Le malaise s’était installé depuis plusieurs semaines, notamment à cause de la gestion de la crise des motos saisies. Le chef du gouvernement avait revendiqué personnellement la résolution de cette affaire, ce qui a été perçu comme une violation de la charte majoritaire imposant une prise de décision collective. Certains observateurs estiment que cet épisode a déclenché une logique concurrentielle au sein de la coalition.
Traditionnellement discipliné, l’Istiqlal a choisi de présenter ses critiques sous forme d’un document économique détaillé. Ce mémorandum repose sur huit priorités stratégiques, allant du renforcement de l’État social et de la protection du pouvoir d’achat à la souveraineté nationale dans les secteurs vitaux (santé, alimentation, énergie, industrie).
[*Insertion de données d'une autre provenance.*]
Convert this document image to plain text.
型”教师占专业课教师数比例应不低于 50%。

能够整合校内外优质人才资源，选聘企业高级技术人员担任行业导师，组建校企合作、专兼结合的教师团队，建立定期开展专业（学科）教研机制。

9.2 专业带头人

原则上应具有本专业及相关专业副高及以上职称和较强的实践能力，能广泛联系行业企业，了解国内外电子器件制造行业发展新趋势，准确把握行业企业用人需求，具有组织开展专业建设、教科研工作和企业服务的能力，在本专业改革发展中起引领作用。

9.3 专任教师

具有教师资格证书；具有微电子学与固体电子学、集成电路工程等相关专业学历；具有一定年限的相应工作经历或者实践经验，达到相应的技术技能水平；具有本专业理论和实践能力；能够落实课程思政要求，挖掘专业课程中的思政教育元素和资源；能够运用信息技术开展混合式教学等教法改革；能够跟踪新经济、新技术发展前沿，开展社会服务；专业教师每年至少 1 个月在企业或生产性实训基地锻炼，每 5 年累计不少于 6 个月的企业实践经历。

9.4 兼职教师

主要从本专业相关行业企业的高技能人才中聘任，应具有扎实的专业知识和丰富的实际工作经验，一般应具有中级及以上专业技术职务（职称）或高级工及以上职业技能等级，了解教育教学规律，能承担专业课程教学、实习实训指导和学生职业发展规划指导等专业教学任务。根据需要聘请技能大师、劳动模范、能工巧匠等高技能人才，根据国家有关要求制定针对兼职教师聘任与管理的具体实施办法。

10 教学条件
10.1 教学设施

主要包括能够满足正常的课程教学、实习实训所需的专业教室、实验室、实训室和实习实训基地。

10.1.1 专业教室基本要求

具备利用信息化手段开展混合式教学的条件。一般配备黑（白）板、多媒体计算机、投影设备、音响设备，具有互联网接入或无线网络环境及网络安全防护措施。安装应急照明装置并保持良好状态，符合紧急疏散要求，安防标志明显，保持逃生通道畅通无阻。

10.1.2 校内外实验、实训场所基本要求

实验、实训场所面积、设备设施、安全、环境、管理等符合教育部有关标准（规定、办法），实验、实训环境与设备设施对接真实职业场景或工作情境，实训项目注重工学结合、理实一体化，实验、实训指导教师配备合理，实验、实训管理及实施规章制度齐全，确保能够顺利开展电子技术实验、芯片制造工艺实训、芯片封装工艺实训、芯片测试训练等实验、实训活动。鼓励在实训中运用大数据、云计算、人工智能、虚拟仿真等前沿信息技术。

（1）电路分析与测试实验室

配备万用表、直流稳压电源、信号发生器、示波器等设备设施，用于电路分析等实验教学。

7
Le texte insiste également sur le développement des zones rurales et semi-urbaines, dans le cadre de la régionalisation avancée.
La démarche de l’Istiqlal soulève des questions : comment un parti membre de la majorité peut-il contester publiquement un projet qu’il est censé soutenir ? Pour certains analystes, il s’agit d’un repositionnement stratégique, visant à renforcer l’image du parti auprès de l’opinion et à préparer la prochaine campagne électorale.
Ce positionnement fragilise également la position d’Aziz Akhannouch et de son ministre de l’Économie, contraints de négocier avec un partenaire devenu plus exigeant. Si ce débat semble refléter une maturité politique, il révèle surtout une tension croissante : la coalition, conçue pour assurer la stabilité, devient un terrain de rivalités internes.
Pour certains observateurs, l’Istiqlal anticipe la campagne électorale sous couvert d’une réflexion programmatique. D’autres y voient un rappel des fondamentaux du parti : affirmer sa vision sociale et souverainiste, même au prix de tensions au sein de la majorité. Cet épisode illustre la fragilité des alliances politiques au Maroc, souvent fondées sur des compromis tactiques plutôt qu’idéologiques, et pourrait annoncer une recomposition des rapports de force au sein du gouvernement.